Kun Zou1, Yongheng Xu1, Jianxing Yu2

  • 1School of Computer and Engineering, Sun Yat-sen University, Guangzhou, 510000, China.

Neural Networks : the Official Journal of the International Neural Network Society
|February 26, 2026
PubMed
Summary
This summary is machine-generated.

This study introduces Global-Aware Feature Decoupling with Confidence Calibration (GAFD-CC) for improved out-of-distribution (OOD) detection in machine learning models.
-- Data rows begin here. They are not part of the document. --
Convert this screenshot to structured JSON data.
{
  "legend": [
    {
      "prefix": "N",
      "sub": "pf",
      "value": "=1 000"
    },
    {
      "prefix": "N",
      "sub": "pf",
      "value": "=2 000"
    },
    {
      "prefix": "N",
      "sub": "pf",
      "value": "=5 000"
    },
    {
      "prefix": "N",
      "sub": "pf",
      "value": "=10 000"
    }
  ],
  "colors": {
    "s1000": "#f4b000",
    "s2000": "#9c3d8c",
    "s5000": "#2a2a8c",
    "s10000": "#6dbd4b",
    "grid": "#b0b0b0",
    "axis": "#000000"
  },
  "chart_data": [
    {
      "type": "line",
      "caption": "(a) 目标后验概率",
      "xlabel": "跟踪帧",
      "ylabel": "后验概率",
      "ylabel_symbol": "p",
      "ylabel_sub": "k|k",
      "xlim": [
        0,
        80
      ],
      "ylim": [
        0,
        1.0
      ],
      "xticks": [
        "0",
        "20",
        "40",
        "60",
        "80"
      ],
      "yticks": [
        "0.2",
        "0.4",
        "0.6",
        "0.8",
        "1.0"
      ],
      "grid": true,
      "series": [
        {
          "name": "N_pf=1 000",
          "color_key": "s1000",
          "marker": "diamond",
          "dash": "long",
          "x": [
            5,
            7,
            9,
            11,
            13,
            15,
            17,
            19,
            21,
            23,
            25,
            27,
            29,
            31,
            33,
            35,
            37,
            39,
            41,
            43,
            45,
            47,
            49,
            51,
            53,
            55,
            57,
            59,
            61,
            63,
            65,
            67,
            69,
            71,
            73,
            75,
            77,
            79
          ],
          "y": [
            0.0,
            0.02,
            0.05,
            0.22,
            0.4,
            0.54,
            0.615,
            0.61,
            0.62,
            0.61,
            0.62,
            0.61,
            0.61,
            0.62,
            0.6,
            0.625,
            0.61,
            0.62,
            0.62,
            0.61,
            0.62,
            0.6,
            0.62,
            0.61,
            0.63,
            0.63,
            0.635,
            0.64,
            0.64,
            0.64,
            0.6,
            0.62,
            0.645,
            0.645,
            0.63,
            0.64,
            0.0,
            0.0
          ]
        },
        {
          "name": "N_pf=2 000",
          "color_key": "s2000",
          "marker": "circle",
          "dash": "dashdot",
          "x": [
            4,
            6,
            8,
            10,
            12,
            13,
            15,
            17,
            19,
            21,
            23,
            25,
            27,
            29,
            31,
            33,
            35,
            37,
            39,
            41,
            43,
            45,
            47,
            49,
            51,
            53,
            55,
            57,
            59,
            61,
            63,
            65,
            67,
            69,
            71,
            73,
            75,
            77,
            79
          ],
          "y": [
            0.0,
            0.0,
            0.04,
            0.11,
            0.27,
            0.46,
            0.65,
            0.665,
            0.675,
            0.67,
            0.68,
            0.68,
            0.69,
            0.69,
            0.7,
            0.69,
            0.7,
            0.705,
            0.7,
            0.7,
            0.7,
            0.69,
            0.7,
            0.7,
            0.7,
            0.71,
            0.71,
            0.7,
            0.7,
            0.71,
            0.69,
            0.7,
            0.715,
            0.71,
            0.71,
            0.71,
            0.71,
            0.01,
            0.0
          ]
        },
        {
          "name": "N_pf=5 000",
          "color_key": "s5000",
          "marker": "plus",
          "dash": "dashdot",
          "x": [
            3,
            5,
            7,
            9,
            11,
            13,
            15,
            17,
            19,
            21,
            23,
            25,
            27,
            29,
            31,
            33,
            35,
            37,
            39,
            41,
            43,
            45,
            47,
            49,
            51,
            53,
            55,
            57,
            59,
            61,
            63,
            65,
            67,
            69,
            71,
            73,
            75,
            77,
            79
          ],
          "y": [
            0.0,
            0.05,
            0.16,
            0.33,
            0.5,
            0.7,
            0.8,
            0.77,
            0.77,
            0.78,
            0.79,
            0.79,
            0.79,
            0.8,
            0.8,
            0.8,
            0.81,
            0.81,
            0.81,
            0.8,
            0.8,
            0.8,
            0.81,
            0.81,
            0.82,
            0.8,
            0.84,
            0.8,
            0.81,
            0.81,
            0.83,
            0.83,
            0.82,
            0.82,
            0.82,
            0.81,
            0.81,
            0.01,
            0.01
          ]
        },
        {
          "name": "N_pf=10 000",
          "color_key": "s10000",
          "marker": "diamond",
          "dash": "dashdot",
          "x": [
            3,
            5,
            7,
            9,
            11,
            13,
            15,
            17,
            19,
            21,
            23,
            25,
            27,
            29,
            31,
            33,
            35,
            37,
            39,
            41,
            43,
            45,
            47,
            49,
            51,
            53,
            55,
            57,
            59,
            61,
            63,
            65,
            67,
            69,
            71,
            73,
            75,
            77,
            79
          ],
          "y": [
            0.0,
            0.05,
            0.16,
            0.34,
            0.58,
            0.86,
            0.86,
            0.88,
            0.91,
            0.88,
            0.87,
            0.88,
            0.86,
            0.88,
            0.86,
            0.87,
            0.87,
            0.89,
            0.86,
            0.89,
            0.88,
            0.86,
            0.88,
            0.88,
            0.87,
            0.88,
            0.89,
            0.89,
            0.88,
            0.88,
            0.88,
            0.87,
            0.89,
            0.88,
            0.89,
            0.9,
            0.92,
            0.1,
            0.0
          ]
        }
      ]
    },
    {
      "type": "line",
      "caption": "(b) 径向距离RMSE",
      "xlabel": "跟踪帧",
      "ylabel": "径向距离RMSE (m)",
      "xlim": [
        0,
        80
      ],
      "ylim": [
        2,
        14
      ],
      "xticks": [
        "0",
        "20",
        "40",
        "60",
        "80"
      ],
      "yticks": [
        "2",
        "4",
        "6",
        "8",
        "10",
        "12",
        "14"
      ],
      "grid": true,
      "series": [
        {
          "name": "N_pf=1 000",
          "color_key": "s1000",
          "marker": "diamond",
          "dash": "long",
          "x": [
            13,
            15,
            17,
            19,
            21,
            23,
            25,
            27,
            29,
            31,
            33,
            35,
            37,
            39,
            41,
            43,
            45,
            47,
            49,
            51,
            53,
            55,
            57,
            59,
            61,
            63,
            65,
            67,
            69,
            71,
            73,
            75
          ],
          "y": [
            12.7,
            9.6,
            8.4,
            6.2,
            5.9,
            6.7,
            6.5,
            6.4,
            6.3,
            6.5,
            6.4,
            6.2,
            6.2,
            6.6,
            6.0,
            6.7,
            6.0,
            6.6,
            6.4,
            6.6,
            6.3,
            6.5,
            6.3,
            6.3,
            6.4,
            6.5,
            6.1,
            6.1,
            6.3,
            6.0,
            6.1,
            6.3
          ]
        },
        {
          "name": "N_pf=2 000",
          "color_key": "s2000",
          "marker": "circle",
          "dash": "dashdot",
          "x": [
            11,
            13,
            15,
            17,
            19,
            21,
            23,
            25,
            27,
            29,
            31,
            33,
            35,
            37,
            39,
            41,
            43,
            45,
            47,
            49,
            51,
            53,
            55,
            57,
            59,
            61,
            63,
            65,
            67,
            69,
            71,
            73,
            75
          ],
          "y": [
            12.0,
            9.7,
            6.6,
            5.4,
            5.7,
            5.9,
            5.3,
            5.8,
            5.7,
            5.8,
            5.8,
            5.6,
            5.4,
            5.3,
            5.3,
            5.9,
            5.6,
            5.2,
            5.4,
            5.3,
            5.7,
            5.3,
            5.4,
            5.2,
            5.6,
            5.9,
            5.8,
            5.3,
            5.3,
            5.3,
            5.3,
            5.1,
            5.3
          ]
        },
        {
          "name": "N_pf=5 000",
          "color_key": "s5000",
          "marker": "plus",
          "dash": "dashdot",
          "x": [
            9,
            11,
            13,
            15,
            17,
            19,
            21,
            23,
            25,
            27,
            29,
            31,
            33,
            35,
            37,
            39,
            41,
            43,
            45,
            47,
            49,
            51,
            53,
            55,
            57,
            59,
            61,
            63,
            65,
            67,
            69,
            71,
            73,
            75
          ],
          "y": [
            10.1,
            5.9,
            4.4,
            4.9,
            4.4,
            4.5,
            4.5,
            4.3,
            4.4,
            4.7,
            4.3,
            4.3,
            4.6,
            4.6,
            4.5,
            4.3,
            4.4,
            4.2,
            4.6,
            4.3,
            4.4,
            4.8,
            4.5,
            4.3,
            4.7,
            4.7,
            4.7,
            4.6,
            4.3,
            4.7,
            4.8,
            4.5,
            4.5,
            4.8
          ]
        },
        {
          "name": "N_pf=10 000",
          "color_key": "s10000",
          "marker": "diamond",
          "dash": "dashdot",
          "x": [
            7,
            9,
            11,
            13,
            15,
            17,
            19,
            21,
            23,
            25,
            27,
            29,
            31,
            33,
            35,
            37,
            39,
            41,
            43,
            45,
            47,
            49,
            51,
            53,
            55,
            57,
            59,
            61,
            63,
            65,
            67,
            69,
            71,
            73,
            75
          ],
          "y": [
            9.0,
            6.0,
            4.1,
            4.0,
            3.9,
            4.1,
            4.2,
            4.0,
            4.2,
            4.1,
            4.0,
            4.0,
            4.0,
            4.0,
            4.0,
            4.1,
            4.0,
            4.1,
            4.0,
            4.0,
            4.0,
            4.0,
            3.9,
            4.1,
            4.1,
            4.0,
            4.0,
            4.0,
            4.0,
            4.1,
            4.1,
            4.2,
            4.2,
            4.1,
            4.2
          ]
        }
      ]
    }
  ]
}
GAFD-CC enhances model reliability by refining decision boundaries and boosting discriminative performance.

Keywords:
Confidence calibrationFeature decouplingOut-of-distribution detection

Related Experiment Videos

Area of Science:

  • Machine Learning
  • Artificial Intelligence
  • Computer Vision

Background:

  • Out-of-distribution (OOD) detection is crucial for reliable AI systems.
  • Current post-hoc methods often ignore feature-logit correlations, limiting OOD detection effectiveness.

Purpose of the Study:

  • To propose a novel method, Global-Aware Feature Decoupling with Confidence Calibration (GAFD-CC), for enhanced OOD detection.
  • To refine decision boundaries and improve the discriminative performance of learning models.

Main Methods:

  • Global-aware feature decoupling guided by classification weights to align features.
  • Extraction of positively and negatively correlated features for boundary refinement and false positive suppression.
  • Adaptive fusion of decoupled features with multi-scale logit-based confidence.

Main Results:

  • GAFD-CC demonstrates competitive performance on large-scale benchmarks.
  • The method shows strong generalization ability compared to state-of-the-art techniques.
  • GAFD-CC effectively refines decision boundaries and enhances OOD detection.

Conclusions:

  • GAFD-CC offers a robust approach to OOD detection by leveraging feature-logit correlations.
  • The proposed method improves the reliability and robustness of machine learning models in real-world scenarios.
  • GAFD-CC advances the field of OOD detection through its innovative feature decoupling and confidence calibration techniques.